Вокруг нее, насколько хватало глаз, сиял океан. Полуденное солнце превратило миллиарды кубометров соленой воды в драгоценный прозрачный аквамарин, пропитанный светом до самого дна, такого обманчиво близкого и такого таинственно богатого, с целой россыпью ярких красок, шокирующих не привыкшее к разнообразию цвета и форм северное мировосприятие. Казалось удивительным, что где-то есть большие города с их капризным климатом и плохой экологией, пустыми политическими дебатами и процветающим преступным миром насилия и угроз, и что найдется хотя бы один человек в здравом уме и твердой памяти, который захочет туда вернуться.

Внезапно Олесю обдало брызгами и что-то большое плюхнулось прямо в лодку с грохотом и свистом.

– Ты меня заикой сделаешь! – воскликнула она сердито, лицемерно скрывая радость.

Депутатское дитя, все в мелких бисеринках воды, радостно протянуло Олесе пару грубых бесформенных камней.

– Что это? – с подозрением спросила она, опасливо беря их в руки.

– Пятьдесят баксов, – засмеялся Алекс, – смотри.

Он взял у нее камни и ловко вскрыл их ржавым ножом, валявшимся на днище лодки. Из слизи и противных серых складок, похожих на устричные, показалось прозрачное маленькое ядро.

– Жемчуг? – еще не веря, спросила она.

Алекс вытащил зерна и, промыв в воде, опять протянул ей. Розоватый перламутр неправильной, почти овальной формы казался невесомым в Олесиной ладони.

– Это территория заповедника. Местные рыбаки хитрые. Они знают, что инспектора вызвали в столицу по делам и он не вернется до конца недели. Вот они и используют свой шанс подзаработать. Такое случается не чаще раза в год.

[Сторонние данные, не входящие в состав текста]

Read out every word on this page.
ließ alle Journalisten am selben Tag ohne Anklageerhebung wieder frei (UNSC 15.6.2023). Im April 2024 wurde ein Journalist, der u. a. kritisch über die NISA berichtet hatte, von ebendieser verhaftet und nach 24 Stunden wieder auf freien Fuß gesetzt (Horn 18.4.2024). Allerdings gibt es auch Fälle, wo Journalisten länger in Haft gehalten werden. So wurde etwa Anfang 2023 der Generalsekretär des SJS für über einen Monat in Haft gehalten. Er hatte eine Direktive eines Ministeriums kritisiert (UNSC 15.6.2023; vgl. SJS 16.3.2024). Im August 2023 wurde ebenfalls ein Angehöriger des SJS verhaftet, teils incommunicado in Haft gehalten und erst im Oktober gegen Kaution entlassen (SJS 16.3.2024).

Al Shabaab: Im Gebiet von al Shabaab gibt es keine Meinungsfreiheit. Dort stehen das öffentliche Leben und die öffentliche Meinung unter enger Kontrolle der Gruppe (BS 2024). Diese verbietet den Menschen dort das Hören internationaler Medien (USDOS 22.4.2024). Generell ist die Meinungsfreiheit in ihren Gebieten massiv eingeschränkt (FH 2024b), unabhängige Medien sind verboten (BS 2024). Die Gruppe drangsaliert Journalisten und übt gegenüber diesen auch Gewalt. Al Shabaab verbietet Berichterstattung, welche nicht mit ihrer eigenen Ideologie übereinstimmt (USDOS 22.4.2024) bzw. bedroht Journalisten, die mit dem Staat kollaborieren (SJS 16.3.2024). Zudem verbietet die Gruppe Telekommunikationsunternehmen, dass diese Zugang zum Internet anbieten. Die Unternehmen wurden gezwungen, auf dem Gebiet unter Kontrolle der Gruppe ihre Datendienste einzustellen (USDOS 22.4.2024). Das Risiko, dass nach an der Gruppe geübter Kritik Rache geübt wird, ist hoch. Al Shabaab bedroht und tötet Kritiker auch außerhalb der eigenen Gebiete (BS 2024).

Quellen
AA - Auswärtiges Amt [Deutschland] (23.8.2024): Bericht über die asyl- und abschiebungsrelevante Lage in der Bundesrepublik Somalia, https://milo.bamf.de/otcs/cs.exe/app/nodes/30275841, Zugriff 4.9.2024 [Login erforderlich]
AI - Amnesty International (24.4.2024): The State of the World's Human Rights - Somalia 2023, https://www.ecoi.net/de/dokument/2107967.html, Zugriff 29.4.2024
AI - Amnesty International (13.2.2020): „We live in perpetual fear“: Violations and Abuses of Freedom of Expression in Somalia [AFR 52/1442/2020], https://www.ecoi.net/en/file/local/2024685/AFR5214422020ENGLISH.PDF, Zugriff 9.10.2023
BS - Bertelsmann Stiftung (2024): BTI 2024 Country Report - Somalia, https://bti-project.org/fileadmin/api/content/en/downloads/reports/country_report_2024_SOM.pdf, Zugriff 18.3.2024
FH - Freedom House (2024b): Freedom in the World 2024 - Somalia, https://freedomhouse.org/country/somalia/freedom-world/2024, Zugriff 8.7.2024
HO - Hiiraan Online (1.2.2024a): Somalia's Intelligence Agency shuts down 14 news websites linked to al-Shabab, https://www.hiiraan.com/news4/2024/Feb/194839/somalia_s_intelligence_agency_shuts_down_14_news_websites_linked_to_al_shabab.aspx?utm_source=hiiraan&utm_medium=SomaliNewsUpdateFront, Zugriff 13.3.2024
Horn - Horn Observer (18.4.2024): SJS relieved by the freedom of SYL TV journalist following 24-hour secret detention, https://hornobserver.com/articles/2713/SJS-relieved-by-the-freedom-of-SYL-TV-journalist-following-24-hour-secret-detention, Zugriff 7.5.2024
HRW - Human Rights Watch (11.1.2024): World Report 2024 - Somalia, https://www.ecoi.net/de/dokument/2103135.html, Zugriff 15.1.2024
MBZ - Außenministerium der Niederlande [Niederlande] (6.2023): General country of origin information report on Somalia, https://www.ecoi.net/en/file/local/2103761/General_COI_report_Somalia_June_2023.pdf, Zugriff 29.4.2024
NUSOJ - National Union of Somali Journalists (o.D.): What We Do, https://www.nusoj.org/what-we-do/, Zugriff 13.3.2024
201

– Значит, мы здесь нелегально?

– Тебя это беспокоит?

– Не то чтобы… а ты хорошо ныряешь.

– Не то чтобы… – улыбнулся Алекс, – я здесь не так давно, и до местных мне далеко, но… когда-нибудь…

– Ты постоянно здесь живешь?

– Восемь месяцев в году. Остальные в Москве, у меня своя фирма. Она приносит мне стабильный доход, я нанял хорошего управляющего, и все, что от меня требуется, это лишь изредка появляться, чтобы разрулить глобальные вопросы, которые нельзя решить с помощью скайпа и электронной подписи. Здесь многие так живут.

– А я думала, что ты… – Олеся замялась, – говорили, что у тебя папа – депутат и он тебя спонсирует.

Алекс опять рассмеялся, сверкнув белоснежными зубами.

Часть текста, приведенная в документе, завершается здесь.